Trans. Nonferrous Met. Soc. China 29(2019) 1510-1515
Synthesis of Cu nanoparticles by chemical reduction method
M. S. AGUILAR1, R. ESPARZA2, G. ROSAS1
1. Instituto de Investigacion en Metalurgia y Materiales, UMSNH, Morelia Michoacan, 58000, Mexico;
2. Centro de Fisica Aplicada y Tecnologia Avanzada, UNAM, Santiago de Queretaro, 76230, Mexico
Received 29 September 2018; accepted 4 April 2019
Abstract:
Cu nanoparticles (CuNPs) have been synthesized through an easy route by chemical reduction at room temperature. The Cu2+ ions were reduced and stabilized with sodium borohydride and polyvinylpyrrolidone, respectively. The effect of the variation of the reducing agent/precursor-salt (RA/PS) ratio on the size and morphology of the CuNPs was evaluated. The synthesized material was studied by ultraviolet-visible (UV-Vis) spectroscopy, X-ray diffraction (XRD), scanning electron microscopy (SEM), and transmission electron microscopy (TEM). The UV-Vis spectra showed a CuNPs plasmon peak at 569 nm and another peak belonging to Cu2O at 485 nm. XRD analysis showed the fcc-Cu phase with a small amount of fcc-Cu2O compound. SEM and TEM studies displayed that small semispherical CuNPs of approximately 7 nm were obtained at the RA/PS ratio of 2.6. The excess of polyvinylpyrrolidone stabilizer played an essential role in preventing CuNPs oxidation. On the other side, Cu2O polyhedral particles with larger sizes up to 150 nm were identified in the RA/PS ratio range of 2.0-1.84. In addition, Cu2O particles having star morphologies with quantum confinement at their tips were obtained at the RA/PS ratio of 1.66.
Key words:
Cu nanoparticles; NaBH4; chemical reduction; polyvinylpyrrolidone stabilization; Cu2O;
1 Introduction
In recent years, interest in the controlled synthesis of new nanomaterials has increased dramatically due to their wide range of applications in various areas of technology. However, the development of metal particles for nanoelectronic devices is affected by their instability and reactivity [1]. For example, synthesis of pure copper nanoparticles (CuNPs) is rare unless entire procedure is carried out in an inert atmosphere [2,3]. Although many synthesis processes of CuNPs report the use of a controlled atmosphere, they still obtain a mixture of Cu and Cu2O [4]. Therefore, the synthesis of stable Cu nanoparticles remains a challenge.

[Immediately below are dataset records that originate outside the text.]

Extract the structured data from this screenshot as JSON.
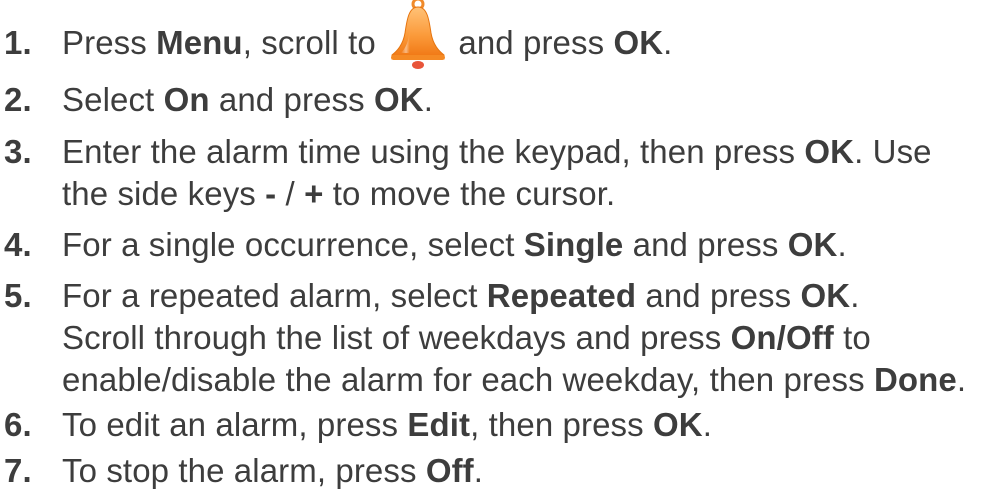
{
  "steps": [
    {
      "number": "1.",
      "parts": {
        "a": "Press ",
        "b": "Menu",
        "c": ", scroll to ",
        "d": " and press ",
        "e": "OK",
        "f": "."
      }
    },
    {
      "number": "2.",
      "parts": {
        "a": "Select ",
        "b": "On",
        "c": " and press ",
        "d": "OK",
        "e": "."
      }
    },
    {
      "number": "3.",
      "line1": {
        "a": "Enter the alarm time using the keypad, then press ",
        "b": "OK",
        "c": ". Use"
      },
      "line2": {
        "a": "the side keys ",
        "b": "-",
        "c": " / ",
        "d": "+",
        "e": " to move the cursor."
      }
    },
    {
      "number": "4.",
      "parts": {
        "a": "For a single occurrence, select ",
        "b": "Single",
        "c": " and press ",
        "d": "OK",
        "e": "."
      }
    },
    {
      "number": "5.",
      "line1": {
        "a": "For a repeated alarm, select ",
        "b": "Repeated",
        "c": " and press ",
        "d": "OK",
        "e": "."
      },
      "line2": {
        "a": "Scroll through the list of weekdays and press ",
        "b": "On",
        "c": "/",
        "d": "Off",
        "e": " to"
      },
      "line3": {
        "a": "enable/disable the alarm for each weekday, then press ",
        "b": "Done",
        "c": "."
      }
    },
    {
      "number": "6.",
      "parts": {
        "a": "To edit an alarm, press ",
        "b": "Edit",
        "c": ", then press ",
        "d": "OK",
        "e": "."
      }
    },
    {
      "number": "7.",
      "parts": {
        "a": "To stop the alarm, press ",
        "b": "Off",
        "c": "."
      }
    }
  ],
  "icons": {
    "alarm_bell": "alarm-bell-icon"
  },
  "colors": {
    "text": "#3d3d3d",
    "bell_top": "#ffb35a",
    "bell_bottom": "#f07a10",
    "bell_clapper": "#e8553a"
  }
}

Several methods have been used to synthesize CuNPs, such as chemical reduction [5], electroreduction process [6], polyol method [7], laser ablation [8] and microwave irradiation [9]. Chemical reduction is one of the most feasible methods for the synthesis of nanoparticles and offers potential advantages, such as rapid and low-cost processing, and controlled particle size. For example, copper nanoparticles have been reported using L-ascorbic acid as reducing and capping agent in aqueous medium [10]. Regularly, surfactants such as polyvinylpyrrolidone (PVP) [11-13], cetyl- trimethyl-ammonium bromide (CTAB) [12] and sodium dodecyl sulfate (SDS) [11] are used to prevent growth and control oxidation. CuNPs have applications in catalysis [14,10], antibacterial agents [15], solar cells [16], nanodevices, nanoelectronics, and nano- sensors. In addition, copper is an important material because it has high electrical, optical and thermal properties.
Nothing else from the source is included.